UN report reveals One billion tons of food wasted every year

11 Food Waste UN report reveals One billion tons of food wasted every year Arboreal

The Food Waste Index Report 2021 – produced by the UN Environment Programme (UNEP) and partner organization WRAP – reveals that between food wasted in homes, restaurants and shops, 17% of all food is just dumped.

In 2019, more than 930 million tonnes of food sold landed in waste bins, according to new UN research, released on Thursday, in support of global efforts to halve food waste by 2030. 

The study represents the most comprehensive food waste data collection, analysis and modelling ever done, and offers a methodology for countries to accurately measure loss.
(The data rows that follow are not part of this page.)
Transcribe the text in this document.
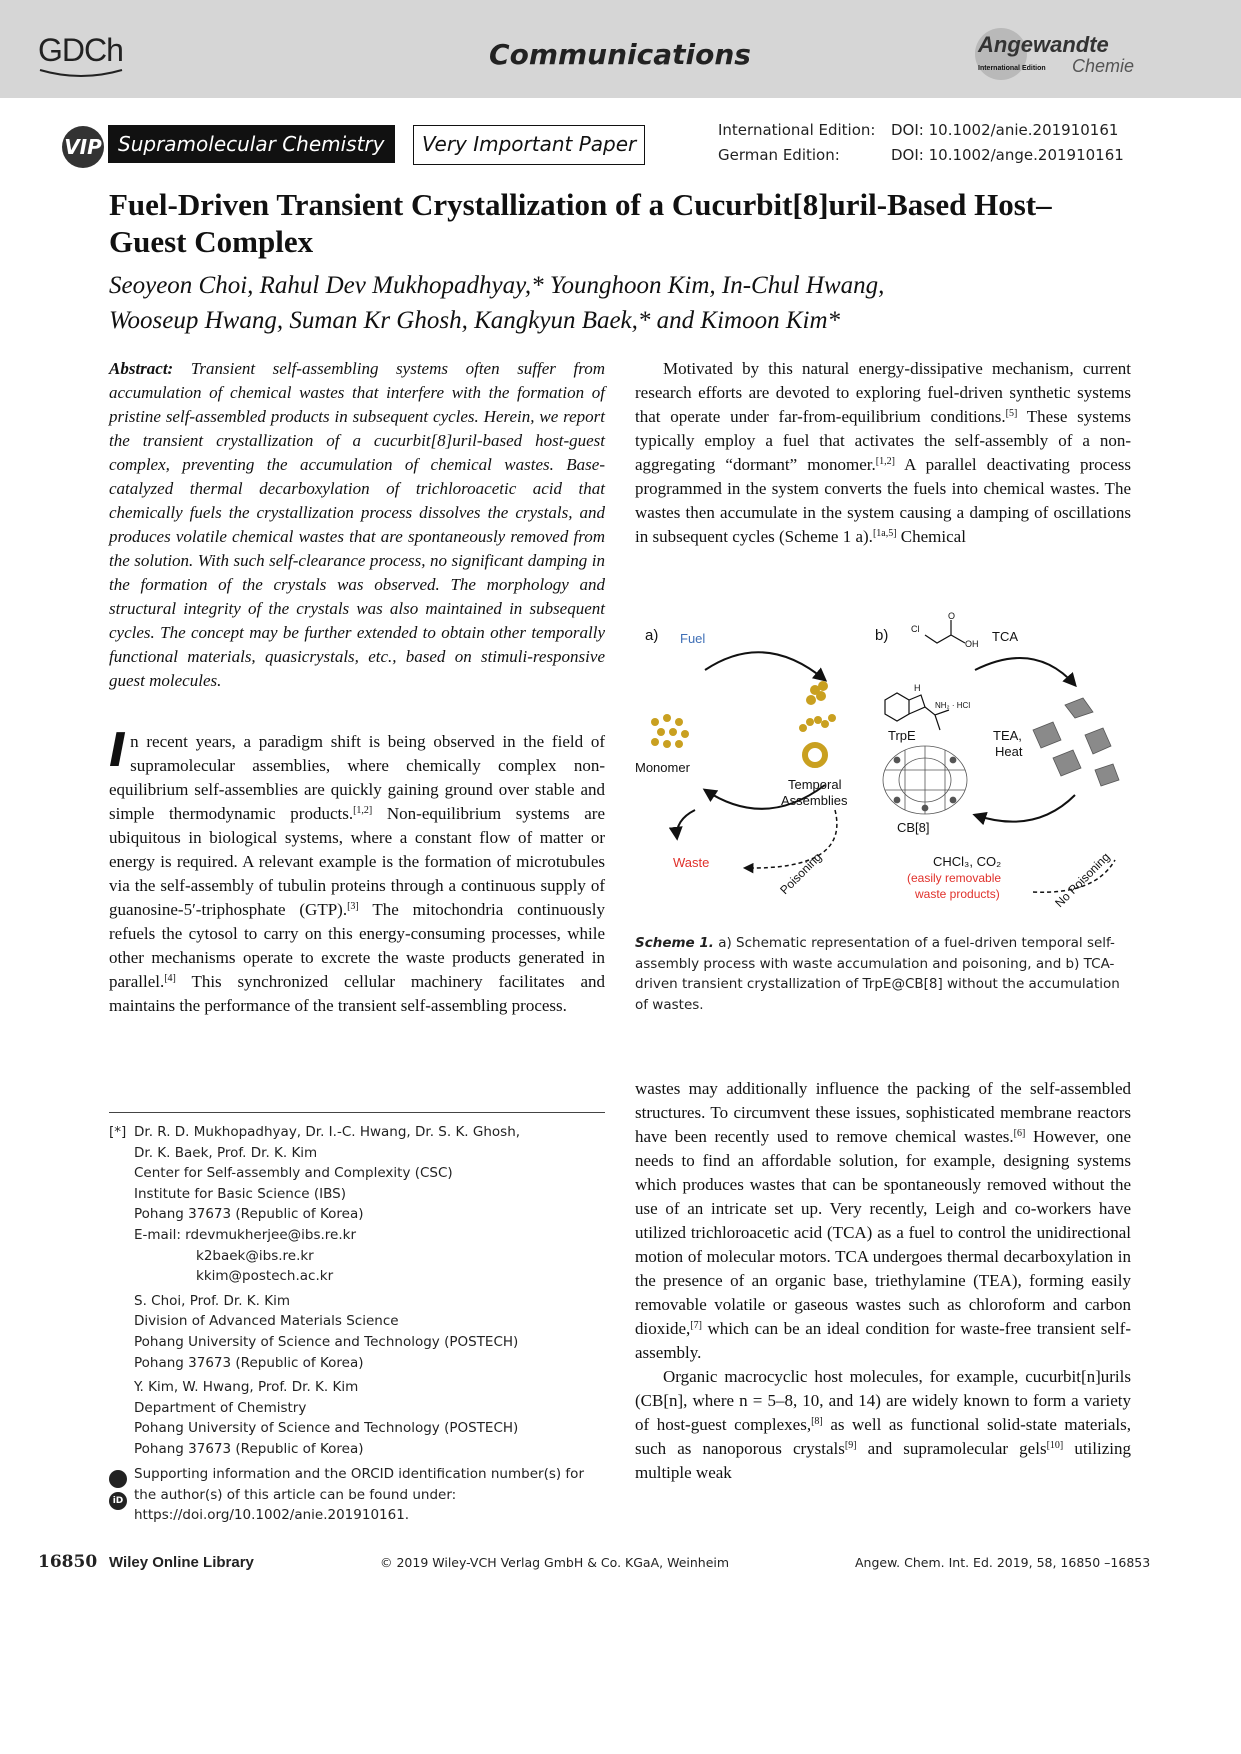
GDCh	Communications	Angewandte
International Edition Chemie
VIP Supramolecular Chemistry	Very Important Paper
International Edition: DOI: 10.1002/anie.201910161
German Edition:	DOI: 10.1002/ange.201910161
Fuel-Driven Transient Crystallization of a Cucurbit[8]uril-Based Host–
Guest Complex
Seoyeon Choi, Rahul Dev Mukhopadhyay,* Younghoon Kim, In-Chul Hwang,
Wooseup Hwang, Suman Kr Ghosh, Kangkyun Baek,* and Kimoon Kim*
Abstract: Transient self-assembling systems often suffer from accumulation of chemical wastes that interfere with the formation of pristine self-assembled products in subsequent cycles. Herein, we report the transient crystallization of a cucurbit[8]uril-based host-guest complex, preventing the accumulation of chemical wastes. Base-catalyzed thermal decarboxylation of trichloroacetic acid that chemically fuels the crystallization process dissolves the crystals, and produces volatile chemical wastes that are spontaneously removed from the solution. With such self-clearance process, no significant damping in the formation of the crystals was observed. The morphology and structural integrity of the crystals was also maintained in subsequent cycles. The concept may be further extended to obtain other temporally functional materials, quasicrystals, etc., based on stimuli-responsive guest molecules.
In recent years, a paradigm shift is being observed in the field of supramolecular assemblies, where chemically complex non-equilibrium self-assemblies are quickly gaining ground over stable and simple thermodynamic products.[1,2] Non-equilibrium systems are ubiquitous in biological systems, where a constant flow of matter or energy is required. A relevant example is the formation of microtubules via the self-assembly of tubulin proteins through a continuous supply of guanosine-5′-triphosphate (GTP).[3] The mitochondria continuously refuels the cytosol to carry on this energy-consuming processes, while other mechanisms operate to excrete the waste products generated in parallel.[4] This synchronized cellular machinery facilitates and maintains the performance of the transient self-assembling process.
[*] Dr. R. D. Mukhopadhyay, Dr. I.-C. Hwang, Dr. S. K. Ghosh,
Dr. K. Baek, Prof. Dr. K. Kim
Center for Self-assembly and Complexity (CSC)
Institute for Basic Science (IBS)
Pohang 37673 (Republic of Korea)
E-mail: rdevmukherjee@ibs.re.kr
k2baek@ibs.re.kr
kkim@postech.ac.kr
S. Choi, Prof. Dr. K. Kim
Division of Advanced Materials Science
Pohang University of Science and Technology (POSTECH)
Pohang 37673 (Republic of Korea)
Y. Kim, W. Hwang, Prof. Dr. K. Kim
Department of Chemistry
Pohang University of Science and Technology (POSTECH)
Pohang 37673 (Republic of Korea)
iD
Supporting information and the ORCID identification number(s) for
the author(s) of this article can be found under:
https://doi.org/10.1002/anie.201910161.
Motivated by this natural energy-dissipative mechanism, current research efforts are devoted to exploring fuel-driven synthetic systems that operate under far-from-equilibrium conditions.[5] These systems typically employ a fuel that activates the self-assembly of a non-aggregating “dormant” monomer.[1,2] A parallel deactivating process programmed in the system converts the fuels into chemical wastes. The wastes then accumulate in the system causing a damping of oscillations in subsequent cycles (Scheme 1 a).[1a,5] Chemical
a) Fuel
Monomer
Temporal
Assemblies
Waste	Poisoning
b)	Cl
O
OH TCA
H
NH₂ · HCl
TrpE
CB[8]
TEA,
Heat
CHCl₃, CO₂
(easily removable
waste products)	No Poisoning
Scheme 1. a) Schematic representation of a fuel-driven temporal self-assembly process with waste accumulation and poisoning, and b) TCA-driven transient crystallization of TrpE@CB[8] without the accumulation of wastes.
wastes may additionally influence the packing of the self-assembled structures. To circumvent these issues, sophisticated membrane reactors have been recently used to remove chemical wastes.[6] However, one needs to find an affordable solution, for example, designing systems which produces wastes that can be spontaneously removed without the use of an intricate set up. Very recently, Leigh and co-workers have utilized trichloroacetic acid (TCA) as a fuel to control the unidirectional motion of molecular motors. TCA undergoes thermal decarboxylation in the presence of an organic base, triethylamine (TEA), forming easily removable volatile or gaseous wastes such as chloroform and carbon dioxide,[7] which can be an ideal condition for waste-free transient self-assembly.
Organic macrocyclic host molecules, for example, cucurbit[n]urils (CB[n], where n = 5–8, 10, and 14) are widely known to form a variety of host-guest complexes,[8] as well as functional solid-state materials, such as nanoporous crystals[9] and supramolecular gels[10] utilizing multiple weak
16850 Wiley Online Library	© 2019 Wiley-VCH Verlag GmbH & Co. KGaA, Weinheim	Angew. Chem. Int. Ed. 2019, 58, 16850 –16853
“If we want to get serious about tackling climate change, nature and biodiversity loss, and pollution and waste, businesses, governments and citizens around the world have to do their part to reduce food waste”, said Inger Andersen, Executive Director of the UN Environment Programme (UNEP). “Reducing food waste would cut greenhouse gas emissions, slow the destruction of nature through land conversion and pollution, enhance the availability of food and thus reduce hunger and save money at a time of global recession”

The study reveals that households discard 11% of food at the consumption stage of the supply chain.  Food services and retail outlets waste 5% and 2% respectively.  Globally, around 14% of food produced is lost between harvest and retail. 

The fact that substantial amounts of food are produced but not eaten has substantial environmental, social and economic impacts, according to the report, which estimates that 8% to 10%  of global greenhouse gas emissions are associated with food that is not consumed.

When food is lost or wasted, all the resources that were used to produce this food, —including water, land, energy, labour and capital—go to waste. In addition, the disposal of food loss and waste in landfills, leads to greenhouse gas emissions, contributing to climate change.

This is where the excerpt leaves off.